Indeed, the notion of a panel on anti-Semitism comprised of a non-Jewish majority is emblematic of the increasing hostility towards Jewish voices in academia and civil society. In the current political climate in the United States, it is exceedingly difficult to imagine any other minority group being asked to tolerate such treatment.

A panel on combating racism with little to no representation of people of color, for example, would be met with derision and scorn, let alone the outcry that would rightly ensue were such a panel to include a participant associated with white supremacism. But the same rules don’t seem to apply to discrimination against Jews.

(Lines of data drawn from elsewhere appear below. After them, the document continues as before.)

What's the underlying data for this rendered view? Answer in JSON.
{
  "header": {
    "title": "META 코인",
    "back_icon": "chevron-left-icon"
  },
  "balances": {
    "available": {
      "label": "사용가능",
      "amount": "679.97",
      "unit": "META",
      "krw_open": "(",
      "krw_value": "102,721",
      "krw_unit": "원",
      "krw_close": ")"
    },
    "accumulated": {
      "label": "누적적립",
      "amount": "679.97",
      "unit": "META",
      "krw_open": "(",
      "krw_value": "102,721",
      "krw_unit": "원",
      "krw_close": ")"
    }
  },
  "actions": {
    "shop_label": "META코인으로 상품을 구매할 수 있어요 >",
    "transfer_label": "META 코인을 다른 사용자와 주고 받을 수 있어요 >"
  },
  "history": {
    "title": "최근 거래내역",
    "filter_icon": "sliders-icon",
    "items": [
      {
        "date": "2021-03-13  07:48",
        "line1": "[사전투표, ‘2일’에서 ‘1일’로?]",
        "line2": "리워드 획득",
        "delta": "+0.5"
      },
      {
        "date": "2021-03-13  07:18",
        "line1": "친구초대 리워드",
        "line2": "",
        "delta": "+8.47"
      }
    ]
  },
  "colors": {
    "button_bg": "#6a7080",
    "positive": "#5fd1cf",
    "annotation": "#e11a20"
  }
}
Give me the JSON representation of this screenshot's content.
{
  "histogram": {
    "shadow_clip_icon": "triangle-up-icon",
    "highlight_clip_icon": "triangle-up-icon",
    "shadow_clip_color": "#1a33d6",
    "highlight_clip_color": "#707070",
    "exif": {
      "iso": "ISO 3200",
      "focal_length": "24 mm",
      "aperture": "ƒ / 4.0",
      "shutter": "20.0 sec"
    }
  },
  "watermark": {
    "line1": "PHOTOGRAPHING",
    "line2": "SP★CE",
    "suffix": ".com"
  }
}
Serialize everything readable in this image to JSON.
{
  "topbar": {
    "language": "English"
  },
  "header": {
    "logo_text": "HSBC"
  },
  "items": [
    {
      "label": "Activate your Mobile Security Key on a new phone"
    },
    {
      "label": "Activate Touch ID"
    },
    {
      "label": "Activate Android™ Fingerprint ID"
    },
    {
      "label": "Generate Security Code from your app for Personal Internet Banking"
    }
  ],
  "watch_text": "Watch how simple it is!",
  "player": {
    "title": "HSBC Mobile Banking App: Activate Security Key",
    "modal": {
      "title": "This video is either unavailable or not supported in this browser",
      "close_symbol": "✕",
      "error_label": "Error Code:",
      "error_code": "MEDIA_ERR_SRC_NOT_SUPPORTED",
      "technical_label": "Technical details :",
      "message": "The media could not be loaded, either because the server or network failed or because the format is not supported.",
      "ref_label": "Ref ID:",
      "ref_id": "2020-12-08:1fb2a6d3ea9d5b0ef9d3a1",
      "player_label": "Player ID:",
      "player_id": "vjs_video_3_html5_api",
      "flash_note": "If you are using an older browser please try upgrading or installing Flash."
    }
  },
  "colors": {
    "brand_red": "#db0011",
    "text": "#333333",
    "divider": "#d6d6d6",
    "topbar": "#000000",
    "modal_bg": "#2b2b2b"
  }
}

And then there are the panelists themselves. Congresswoman Tlaib, a fervent BDS supporter, openly calls for the end of Israel as a Jewish state and has in the past made comments downplaying Jewish suffering in the Holocaust.

Most recently, she reacted to the nomination of Antony Blinken (a Jew) as secretary of state under the incoming administration of Joe Biden by expressing her hope that he will not “suppress my First Amendment right to speak out against [Israeli Prime Minister Benjamin] Netanyahu’s racist and inhumane policies.” It’s a statement perceived by many to be an anti-Semitic dog whistle.

Hill, an academic, was fired from CNN in 2018 for calling for a free Palestine “from the River to the Sea.” Beinart, the panel’s sole Jew, has recently advocated for the erasure of Israel’s identity as a Jewish state. Barbara Ransby, the panel’s fourth participant and a professor at the University of Illinois at Chicago, has referred to Israel as a “project of apartheid and ethnic cleansing.”

To be clear, criticism of Israel’s policies should not be conflated with anti-Semitism. But calling into question Israel’s right to exist as a Jewish state, a practice in which the panelists engage, undoubtedly should be. The International Holocaust Remembrance Alliance’s working definition of anti-Semitism, adopted by 28 countries, includes denying the Jewish people their right to self-determination.

And even in the absence of such provisions, the choice of JVP and its cosponsors to include figures perceived by a large portion of the Jewish community as openly hostile does little to assuage fears of anti-Semitism in contemporary discourse. In fact, it achieves the opposite.

A telling indicator of this was provided by Beinart himself, who in an interview this week with The Jewish News stated that the panel’s goal was to discuss how “the fight against anti-Semitism has become a way to legitimize bigotry against Palestinians.” In other words, anti-Semitism is not a problem. Rather, accusations of anti-Semitism have made it inconvenient for NGOs to pursue a BDS agenda.

The inability to discuss anti-Semitism without reference to the Palestinian issue betrays a tendency to hold Jews collectively responsible for the actions of the state of Israel, another component of the IHRA working definition.

Anti-Semitism should not be a partisan issue, and conversations about it should not be wielded as political tools. That is a dangerous path, even for the likes of JVP.

David Schiff is deputy editor at NGO Monitor.